Corporate corruption
December 4, 2009It was the first high-profile case of its kind. But it was not - according to Gerhard Cromme, the chairman of Siemens supervisory board - the last. In an interview with the Financial Times, he said he expected to see more such cases coming to light in the future.
"This has shown that the room for maneuver is very, very limited for supervisory board members," Cromme said. "They have no choice but to claim damages in cases of wrongdoing by former managers, as shareholders will otherwise sue the supervisory board."
That was not something Siemens, which has already forked out some 2.5 billion euros ($3.77 billion) in legal bills and fines, wanted to happen. Having now at least come to a tentative agreement with most of the former board members embroiled in the scandal, the engineering giant is looking at recouping some of what it spent. But the amount -- in the millions rather than the billions -- is more symbolic than truly compensatory.
In the spotlight
And that being the case, one could be forgiven for asking: what's the point? Professor Kai Bussmann, Chair of Penal Law and Criminology at the University of Halle, says it is about turning the biggest ever national corruption scandal into a clear precedent.
"In Germany we can differentiate between the time before Siemens and the time after Siemens," Bussmann told Deutsche Welle. "Since the scandal, the German business world has begun to take corruption seriously."
He says increasing numbers of companies have introduced whistle-blowing systems and compliance and business ethics programs. And he insists that they understand the importance of the new values.
"Before Siemens nobody had any time for the work of compliance representatives," Bussmann said. "But that has changed because companies have now recognized that the justice system is getting stricter."
Closing in on corruption
The harder legal line taken against corrupt white-collar workers means they don't actually have to be accused of corruption to fall on the wrong side of the law. Not doing enough to prevent it is enough. Former Siemens CEO Heinrich von Pierer - who still protests his innocence - is a case in point.

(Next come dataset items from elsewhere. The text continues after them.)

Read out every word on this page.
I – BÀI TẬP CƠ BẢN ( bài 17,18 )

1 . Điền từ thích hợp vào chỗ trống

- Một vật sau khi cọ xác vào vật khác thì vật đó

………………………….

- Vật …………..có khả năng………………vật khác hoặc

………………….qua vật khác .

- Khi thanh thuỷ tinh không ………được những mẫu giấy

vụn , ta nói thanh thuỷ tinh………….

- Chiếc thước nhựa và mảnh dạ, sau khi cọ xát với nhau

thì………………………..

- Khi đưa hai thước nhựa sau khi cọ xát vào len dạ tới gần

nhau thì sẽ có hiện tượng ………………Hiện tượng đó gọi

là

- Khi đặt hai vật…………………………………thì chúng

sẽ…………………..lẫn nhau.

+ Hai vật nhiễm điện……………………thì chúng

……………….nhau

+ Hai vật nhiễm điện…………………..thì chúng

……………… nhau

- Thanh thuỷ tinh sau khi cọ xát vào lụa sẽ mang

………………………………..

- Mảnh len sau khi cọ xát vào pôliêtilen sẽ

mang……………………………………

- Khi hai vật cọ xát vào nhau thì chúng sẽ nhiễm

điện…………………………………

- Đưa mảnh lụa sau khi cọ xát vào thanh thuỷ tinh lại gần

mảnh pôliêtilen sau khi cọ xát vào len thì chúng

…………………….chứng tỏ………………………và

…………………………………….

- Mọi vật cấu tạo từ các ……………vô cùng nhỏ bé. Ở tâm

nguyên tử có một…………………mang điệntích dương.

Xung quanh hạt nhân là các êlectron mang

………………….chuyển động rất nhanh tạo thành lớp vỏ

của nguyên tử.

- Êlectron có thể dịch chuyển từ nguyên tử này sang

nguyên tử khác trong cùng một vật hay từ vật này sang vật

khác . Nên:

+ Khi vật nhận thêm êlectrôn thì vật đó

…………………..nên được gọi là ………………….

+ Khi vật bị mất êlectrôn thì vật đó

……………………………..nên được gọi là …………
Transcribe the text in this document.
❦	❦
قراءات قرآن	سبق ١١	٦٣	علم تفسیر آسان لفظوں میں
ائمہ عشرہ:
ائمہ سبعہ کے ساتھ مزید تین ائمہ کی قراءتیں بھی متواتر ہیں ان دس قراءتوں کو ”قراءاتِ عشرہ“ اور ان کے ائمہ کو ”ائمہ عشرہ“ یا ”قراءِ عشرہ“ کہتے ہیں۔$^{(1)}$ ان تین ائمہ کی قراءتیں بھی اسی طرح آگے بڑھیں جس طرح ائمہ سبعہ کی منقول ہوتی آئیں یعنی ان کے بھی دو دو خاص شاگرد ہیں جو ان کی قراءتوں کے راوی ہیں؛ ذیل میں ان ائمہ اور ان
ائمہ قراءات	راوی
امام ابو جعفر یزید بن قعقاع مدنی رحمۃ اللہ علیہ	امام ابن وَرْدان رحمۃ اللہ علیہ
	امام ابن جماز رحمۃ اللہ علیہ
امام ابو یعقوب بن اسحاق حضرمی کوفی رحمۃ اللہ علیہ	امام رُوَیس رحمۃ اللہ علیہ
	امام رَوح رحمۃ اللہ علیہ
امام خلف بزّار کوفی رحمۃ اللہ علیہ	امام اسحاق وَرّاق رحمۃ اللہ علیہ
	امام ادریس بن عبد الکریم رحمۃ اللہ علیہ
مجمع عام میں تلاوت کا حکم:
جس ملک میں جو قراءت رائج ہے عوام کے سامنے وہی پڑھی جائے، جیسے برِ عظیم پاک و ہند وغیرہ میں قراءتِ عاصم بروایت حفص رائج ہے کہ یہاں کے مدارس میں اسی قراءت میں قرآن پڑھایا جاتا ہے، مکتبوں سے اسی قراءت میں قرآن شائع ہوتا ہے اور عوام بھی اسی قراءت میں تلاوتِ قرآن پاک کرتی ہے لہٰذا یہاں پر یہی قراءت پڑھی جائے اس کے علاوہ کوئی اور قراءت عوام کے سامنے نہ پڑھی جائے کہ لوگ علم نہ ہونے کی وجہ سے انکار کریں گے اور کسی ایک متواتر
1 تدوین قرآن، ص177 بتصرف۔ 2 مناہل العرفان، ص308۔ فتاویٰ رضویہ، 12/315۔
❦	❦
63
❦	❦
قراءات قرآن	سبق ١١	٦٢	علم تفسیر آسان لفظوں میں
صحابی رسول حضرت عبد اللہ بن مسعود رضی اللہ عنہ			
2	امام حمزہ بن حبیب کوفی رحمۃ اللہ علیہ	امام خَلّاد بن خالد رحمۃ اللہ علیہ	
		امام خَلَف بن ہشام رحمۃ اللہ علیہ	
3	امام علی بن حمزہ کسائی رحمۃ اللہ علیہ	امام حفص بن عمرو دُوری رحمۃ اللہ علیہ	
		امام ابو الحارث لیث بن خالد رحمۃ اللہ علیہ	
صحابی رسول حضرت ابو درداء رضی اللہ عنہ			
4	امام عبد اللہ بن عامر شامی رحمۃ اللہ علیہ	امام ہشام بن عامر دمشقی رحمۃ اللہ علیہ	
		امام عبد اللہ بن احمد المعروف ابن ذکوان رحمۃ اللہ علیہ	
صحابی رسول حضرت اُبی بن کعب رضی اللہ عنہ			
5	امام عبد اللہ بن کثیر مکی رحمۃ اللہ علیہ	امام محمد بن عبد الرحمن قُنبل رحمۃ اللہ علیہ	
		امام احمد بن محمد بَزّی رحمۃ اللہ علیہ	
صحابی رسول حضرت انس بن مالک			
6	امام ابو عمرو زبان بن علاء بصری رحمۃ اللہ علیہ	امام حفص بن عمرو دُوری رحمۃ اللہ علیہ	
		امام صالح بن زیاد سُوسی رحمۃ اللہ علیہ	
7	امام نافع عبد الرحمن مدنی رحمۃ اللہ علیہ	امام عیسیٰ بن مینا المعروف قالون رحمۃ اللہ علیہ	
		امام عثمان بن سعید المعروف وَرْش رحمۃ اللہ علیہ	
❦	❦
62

But Bssmann believes von Pierer has failed to understand the issue. "Members of Siemens told the courts that although there were guidelines in place for the prevention of corruption, nobody took them seriously. And he is liable for that."
It is complex terrain and Christian Humborg, Managing Director of Transparency Germany, says there are likely to be other cases which consequently never make it into the public arena.
"It is legally very difficult to prove a breach in supervisory duties," he told Deutsche Welle. "How can you prove that they knew something but chose to do nothing about it?"
The types of governance monitoring systems now finding their way across the Atlantic and into the German workplace should ultimately eradicate any margin for error on the issue of responsibility. In future, companies accused of corruption will be legally bound to prove that they operated a program of compliance monitoring.
Novel ground
Such legislation is a departure for a country which only got around to outlawing bribery in 1999, and which "took until 2006 for the last manager to recognize the huge legal and financial implications of corruption," according to Humborg.
Four years on, the anti-corruption advocate says many large companies have addressed the necessary issues, but concedes that there is still room for improvement. The country currently ranks fifth from the bottom of Transparency's 22-nation bribe payers index.
In order to slip right off the scale altogether, Bussmann says Germany's managers have to recognize the severity of the consequences they and their companies will face if they get caught in the corruption net.
"Managers should learn that keeping clean is the better strategy in the long run," he said. "And I think they are starting to notice that."